HACKENSACK, N.J. -- Bergen County Prosecutor Gurbir S. Grewal continues his multi-pronged campaign against heroin and other opioid abuse with a summit in Hackensack on Friday.
The gathering, in the conference center at Two Bergen Plaza, begins with check-in at 9 a.m. The program begins at 9:30 a.m. and runs to 1:30 p.m., with a light lunch.
Experts, those in the field and county citizens are all welcomed.
Dr. Mark Rosenberg, the chairman of Emergency Medicine and Medical Director for Population Health at St. Joseph’s Healthcare System, will give the keynote address.
Panel discussions will be held on prevention, enforcement and treatment.
Panelists will include:
- Police Chiefs Kenneth Ehrenberg (Paramus), James O'Connor (Lyndhurst) and James Batelli (Mahwah);
- Bergen County Prosecutor's Detective Donnie Ingrasselino and Paramus Detective Sgt. James Teehan;
- Patrick Hughes, director of Behavorial Health Services at the Bergen County Jail;
- Joe Masciandaro, president/CEO of CarePlus NJ;
- Sue Marchese-Debiak, director of Addiction Serives at the Bergen County Department of Health Services;
- Gail Cole, co-founder of Hope and Healing After An Addiction Death.
Grewal, meanwhile, will discuss some of the innovative programs he’s spear-headed in collaboration with other public and private agencies.
A former federal prosecutor, he has united various disciplines to address the epidemic through programs that he said take law enforcement "out of our lane."

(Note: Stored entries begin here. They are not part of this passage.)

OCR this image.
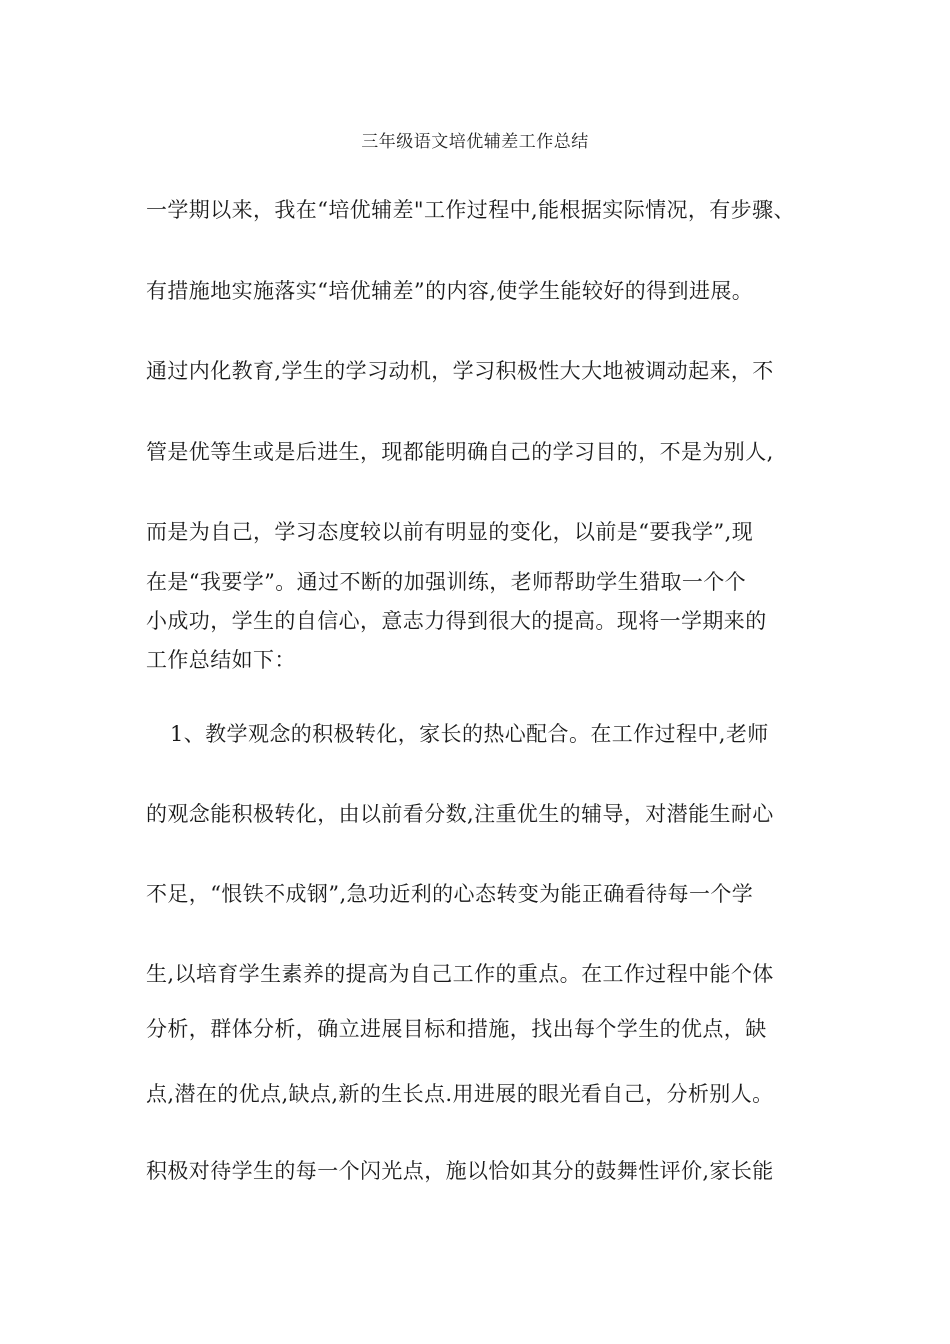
三年级语文培优辅差工作总结
一学期以来，我在“培优辅差"工作过程中,能根据实际情况，有步骤、
有措施地实施落实“培优辅差”的内容,使学生能较好的得到进展。
通过内化教育,学生的学习动机，学习积极性大大地被调动起来，不
管是优等生或是后进生，现都能明确自己的学习目的，不是为别人,
而是为自己，学习态度较以前有明显的变化，以前是“要我学”,现
在是“我要学”。通过不断的加强训练，老师帮助学生猎取一个个
小成功，学生的自信心，意志力得到很大的提高。现将一学期来的
工作总结如下：
1、教学观念的积极转化，家长的热心配合。在工作过程中,老师
的观念能积极转化，由以前看分数,注重优生的辅导，对潜能生耐心
不足，“恨铁不成钢”,急功近利的心态转变为能正确看待每一个学
生,以培育学生素养的提高为自己工作的重点。在工作过程中能个体
分析，群体分析，确立进展目标和措施，找出每个学生的优点，缺
点,潜在的优点,缺点,新的生长点.用进展的眼光看自己，分析别人。
积极对待学生的每一个闪光点，施以恰如其分的鼓舞性评价,家长能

• A pilot program that allows users to walk into police stations one day per week to get the help they need. Right now, police in Lyndhurst, Paramus and Mahwah are operating the program;
• Pairing every surviving overdose victim with a "recovery specialist" who's been down the same road, provided by Paramus-based Children's Aid and Family Services;
• Following Bergen buyers to Paterson and elsewhere -- with the blessing of Grewal's Passaic County colleagues in blue -- then taking them into custody when they return and offering them treatment options, through "Operation Helping Hand."

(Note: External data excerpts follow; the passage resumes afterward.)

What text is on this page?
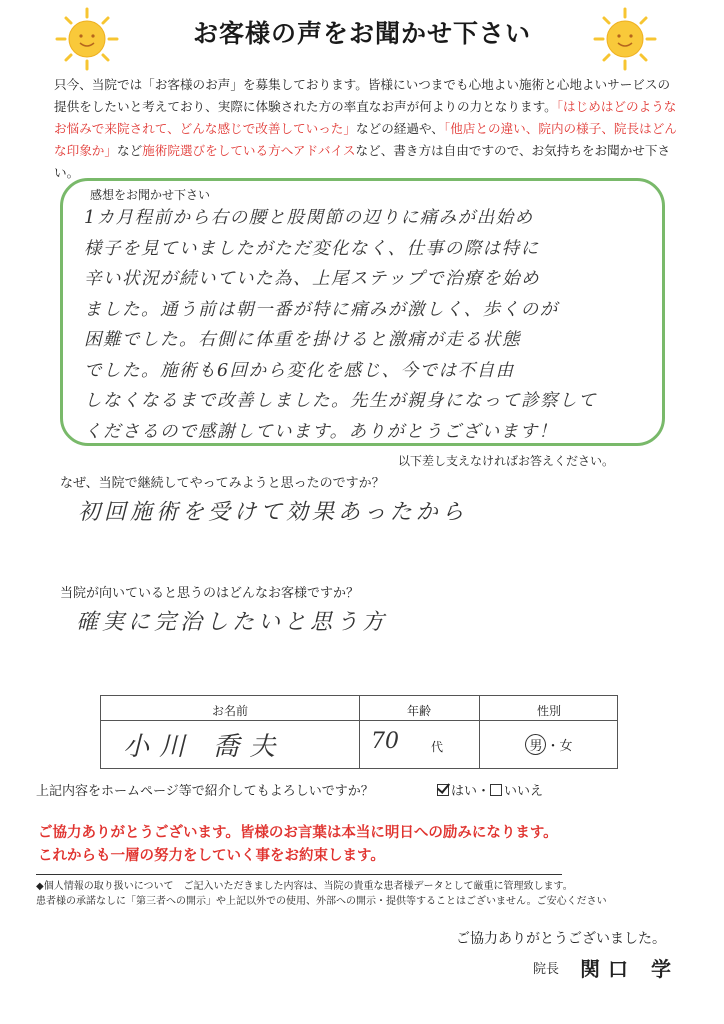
お客様の声をお聞かせ下さい
只今、当院では「お客様のお声」を募集しております。皆様にいつまでも心地よい施術と心地よいサービスの提供をしたいと考えており、実際に体験された方の率直なお声が何よりの力となります。「はじめはどのようなお悩みで来院されて、どんな感じで改善していった」などの経過や、「他店との違い、院内の様子、院長はどんな印象か」など施術院選びをしている方へアドバイスなど、書き方は自由ですので、お気持ちをお聞かせ下さい。
感想をお聞かせ下さい
1カ月程前から右の腰と股関節の辺りに痛みが出始め
様子を見ていましたがただ変化なく、仕事の際は特に
辛い状況が続いていた為、上尾ステップで治療を始め
ました。通う前は朝一番が特に痛みが激しく、歩くのが
困難でした。右側に体重を掛けると激痛が走る状態
でした。施術も6回から変化を感じ、今では不自由
しなくなるまで改善しました。先生が親身になって診察して
くださるので感謝しています。ありがとうございます！
以下差し支えなければお答えください。
なぜ、当院で継続してやってみようと思ったのですか？
初回施術を受けて効果あったから
当院が向いていると思うのはどんなお客様ですか？
確実に完治したいと思う方
お名前	年齢	性別
小川 喬夫	70	代	男 ・女
上記内容をホームページ等で紹介してもよろしいですか？	はい・ いいえ
ご協力ありがとうございます。皆様のお言葉は本当に明日への励みになります。
これからも一層の努力をしていく事をお約束します。
◆個人情報の取り扱いについて　ご記入いただきました内容は、当院の貴重な患者様データとして厳重に管理致します。
患者様の承諾なしに「第三者への開示」や上記以外での使用、外部への開示・提供等することはございません。ご安心ください
ご協力ありがとうございました。
院長 関口 学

After a recent "Helping Hand" roundup, 15 of 42 people arrested and brought to Grewal's office in Paramus agreed to accept intervention -- not in lieu of charges but to help them reclaim their lives.
Recovery specialists "stayed with" those who refused, eventually convincing 15 more to accept treatment.
Making it possible was Bergen Regional Medical Center's offer of however many of its 84 detox beds were needed, the prosecutor said.
"Some of [the users] relapsed, but that will happen," Grewal said. "We're going to stay with them."
Grewal has also gone into 50 ninth-grade classes and spoken to nearly 10,000 students about the perils of starting prescription pain medication at a young age -- including alerting them to their right to "informed consent," so that they can refuse such drugs no matter their age.